I called the Chamber of Commerce in Llano, stopped by the Lady Bird Johnson Wildflower Center in Austin, and cornered a less busy waitress at the Peach Tree Tea Room in Fredericksburg, always asking the same question — where’s the best place to see bluebonnets? The same answer was given over and over: Willow City Loop.

Willow City Loop is a 13-mile scenic drive located between Fredericksburg and Llano, just off Highway 16. The drive traverses the rugged Texas landscape and passes over hills and through meadows bursting with wildflowers, particularly bluebonnets. In spring, the loop ranks high as a bucket-list drive for wildflower lovers.

Along the drive, you’ll see fence posts adorned with cowboy boots, stately ranches and a Longhorn or two. Bluebonnets are blooming everywhere, and when they line both sides of the road, it’s a sight to behold.

While wildflowers also bloom along the freeways, this charming country road — lined with windmills, wooden fences and grazing cattle — adds a down-home touch, and it’s fairly easy to pull over and admire the flowers. Just be mindful that much of the land is private property and boundaries should be respected.

Willow City Loop is the most popular drive in the area, but the joy of discovery awaits anyone willing to take backroads in the Hill Country. As I drove aimlessly, my mind wandered to the days of the old Sunday drive, when plodding along at a leisurely pace was more important than the actual destination.

On my way back to Austin, I stopped at Wildseed Farms in Fredericksburg.

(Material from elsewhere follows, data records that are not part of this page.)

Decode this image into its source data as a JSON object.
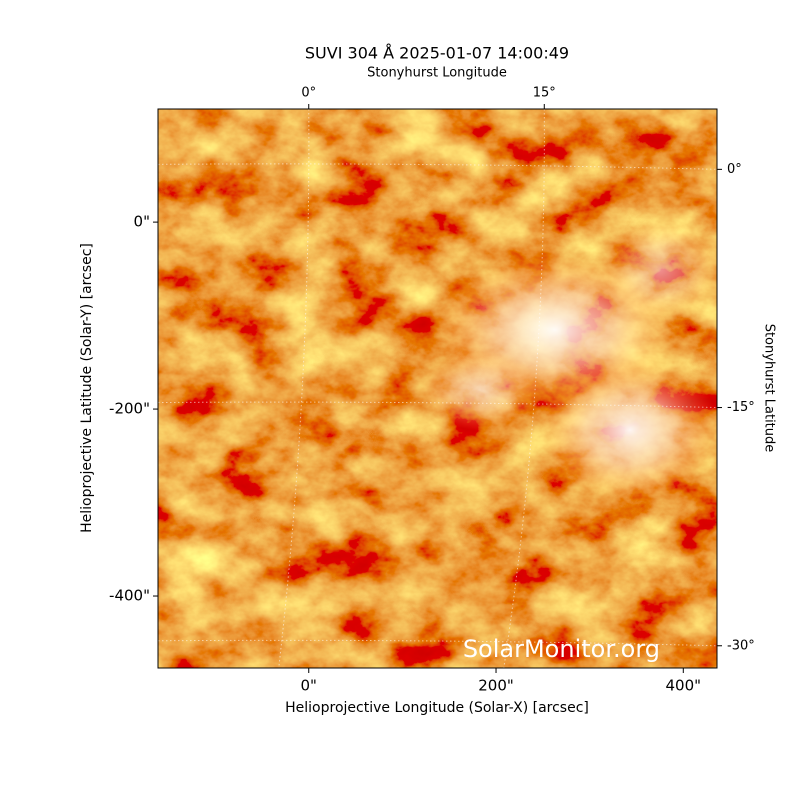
{
  "chart_data": {
    "type": "image",
    "title": "SUVI 304 Å 2025-01-07 14:00:49",
    "xlabel": "Helioprojective Longitude (Solar-X) [arcsec]",
    "ylabel": "Helioprojective Latitude (Solar-Y) [arcsec]",
    "x2label": "Stonyhurst Longitude",
    "y2label": "Stonyhurst Latitude",
    "watermark": "SolarMonitor.org",
    "xlim": [
      -161,
      436
    ],
    "ylim": [
      -477,
      121
    ],
    "xticks": [
      {
        "value": 0,
        "label": "0\""
      },
      {
        "value": 200,
        "label": "200\""
      },
      {
        "value": 400,
        "label": "400\""
      }
    ],
    "yticks": [
      {
        "value": 0,
        "label": "0\""
      },
      {
        "value": -200,
        "label": "-200\""
      },
      {
        "value": -400,
        "label": "-400\""
      }
    ],
    "x2lim": [
      -9.6,
      26
    ],
    "x2ticks": [
      {
        "value": 0,
        "label": "0°"
      },
      {
        "value": 15,
        "label": "15°"
      }
    ],
    "y2lim": [
      -31.4,
      3.8
    ],
    "y2ticks": [
      {
        "value": 0,
        "label": "0°"
      },
      {
        "value": -15,
        "label": "-15°"
      },
      {
        "value": -30,
        "label": "-30°"
      }
    ],
    "grid": true
  }
}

Their fields of bluebonnets hadn’t peaked yet (they grow faster along roadsides due to heat). I picked up a quarter pound of bluebonnet seeds, determined to do my part to beautify America.

My last stop was the Lyndon B. Johnson National Historical Park in Stonewall, the final resting place of Lady Bird Johnson. Throughout my travels in search of bluebonnets, I recalled her steadfast determination to beautify our roadsides. Lady Bird’s legacy lives on among those who drive and marvel at wildflowers each spring. Fittingly, her headstone displays a carved Texas bluebell — her favorite flower — and the inscription reads: “A gentle heroine to nature and mankind.”